Using forgery effectively


Advice


Pathfinder Roleplaying Game Superscriber; Pathfinder Starfinder Roleplaying Game Subscriber

I have heard stories of clever players using Bluff and Linguistics to take over whole towns without violence, and more importantly, without getting caught.

Sadly, I can't find any such stories anymore, so I thought I would start a new thread. What fresh ideas or stories do you have to share on ways of effectively using the forgery aspect of the Linguistics skill?


I had a changling spellthief in Eberron that forged multiple identity papers (or whatever they're called) for a few of the various governments. If the party ever killed a humanoid he could turn into (incidentally, changlings can change their appearance to look like warforged, which always made me chuckle), he picked up the papers and added it to his stash. It was really easy to buy/sell black market items. Dangerous to carry the papers, but he had gone to some lengths to have them hidden at all times.


Well the mending cantrip is a must (a reminder); no craft checks and whatnot, just cast and the letter's sealed again. Yes, it'll likely leave traces, but not for more than a few days.

Chaos-creating events that my players and I have accomplished with forgeries:

- blackmailing influential nobles with extremely vague wording and no real knowledge of their private lives
- falsify love letters between noble youths and another member of the family (distracting a patriarch/matriarch with internal concerns)
- forge invoices detailing shipments of illegal goods (either to conceal or to frame)
- altering wills to direct all funds to someone easily manipulated
- modifying holy scripture to allow for previously non-existent loopholes

The chaos created in these ways allowed the PCs to step in and "fix" problems once things escalated to minor violence; each time demanding favors for their efforts. In three out of five instances, this sort of planning led to the PCs' acceptance into government positions or (in one case) the majority sanctioned assassination of the "troublesome" rulers with the new leaders depending on PC approval/advice (power behind the throne).


I've got an example NPCs, not PCs, using forgery effectively.

The BBEG in a campaign I was running had a spy on retainer with maxed out knowledge (just about everything) and linguistics. He could speak almost any language you wanted and knew the finer details of every court in the land.

The party is hired by the king to track down the BBEG, who is messing up trade in the northern part of the country, and arrest him.
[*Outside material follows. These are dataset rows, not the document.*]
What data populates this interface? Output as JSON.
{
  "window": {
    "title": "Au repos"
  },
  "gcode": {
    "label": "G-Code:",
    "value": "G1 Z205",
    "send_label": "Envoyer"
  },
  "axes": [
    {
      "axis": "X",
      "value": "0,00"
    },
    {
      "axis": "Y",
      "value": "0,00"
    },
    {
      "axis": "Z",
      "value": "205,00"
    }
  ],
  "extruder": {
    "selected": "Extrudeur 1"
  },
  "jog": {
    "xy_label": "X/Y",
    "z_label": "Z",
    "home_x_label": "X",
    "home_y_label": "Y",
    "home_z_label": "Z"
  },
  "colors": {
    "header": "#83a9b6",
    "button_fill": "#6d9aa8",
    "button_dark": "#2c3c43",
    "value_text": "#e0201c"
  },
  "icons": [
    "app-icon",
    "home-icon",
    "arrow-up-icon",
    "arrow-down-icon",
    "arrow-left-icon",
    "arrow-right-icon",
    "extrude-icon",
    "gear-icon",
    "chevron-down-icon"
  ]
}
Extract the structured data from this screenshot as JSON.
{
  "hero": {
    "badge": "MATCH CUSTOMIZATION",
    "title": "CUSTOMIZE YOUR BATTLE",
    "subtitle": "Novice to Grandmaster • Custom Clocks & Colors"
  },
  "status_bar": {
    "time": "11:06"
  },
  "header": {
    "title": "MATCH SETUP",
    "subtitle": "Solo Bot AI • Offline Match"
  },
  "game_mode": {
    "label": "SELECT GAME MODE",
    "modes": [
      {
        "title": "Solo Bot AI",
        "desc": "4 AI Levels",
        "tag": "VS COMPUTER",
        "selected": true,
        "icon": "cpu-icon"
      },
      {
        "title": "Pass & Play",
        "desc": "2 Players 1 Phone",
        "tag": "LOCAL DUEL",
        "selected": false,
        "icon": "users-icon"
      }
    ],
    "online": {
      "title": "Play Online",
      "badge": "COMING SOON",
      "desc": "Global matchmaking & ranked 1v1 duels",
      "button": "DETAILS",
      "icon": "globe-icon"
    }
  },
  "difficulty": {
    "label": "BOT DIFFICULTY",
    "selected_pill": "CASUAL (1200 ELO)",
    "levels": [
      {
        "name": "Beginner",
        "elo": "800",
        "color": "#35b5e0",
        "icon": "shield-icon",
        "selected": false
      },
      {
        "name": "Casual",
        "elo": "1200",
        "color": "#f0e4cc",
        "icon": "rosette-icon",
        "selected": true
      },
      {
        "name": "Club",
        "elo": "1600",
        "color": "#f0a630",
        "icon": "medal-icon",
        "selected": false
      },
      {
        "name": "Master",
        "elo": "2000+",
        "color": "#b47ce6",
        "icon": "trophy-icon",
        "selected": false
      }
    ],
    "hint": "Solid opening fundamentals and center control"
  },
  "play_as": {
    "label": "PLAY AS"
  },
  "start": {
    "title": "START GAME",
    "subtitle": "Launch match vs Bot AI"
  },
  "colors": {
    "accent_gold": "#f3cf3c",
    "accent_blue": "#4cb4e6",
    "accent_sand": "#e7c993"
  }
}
When they finally get through his guards and fortress, get the dude in chains, and are bringing him home for their triumphant rewards, a messenger shows up on the road, coming from the direction of the king's court. He's ridden his horse to death--it has a heart attack right in front of the party--in order to stop a horrible miscarriage of justice. It turns out, he says, the king messed up, and the BBEG was in the right all along. He has a sealed writ of pardon and also new orders to the party to offer their help to the BBEG in whatever he needs to make amends.

Party fails the relevant checks, and reluctantly agrees to help him restore his position. They send their own riders out to the king to confirm the orders, but by the time they get back the answer that they shouldn't go along with the BBEG (the spy intercepted a few and planted more fake documents with them), they have completely reentrenched him in the local power structure, and then have to fight through it all again.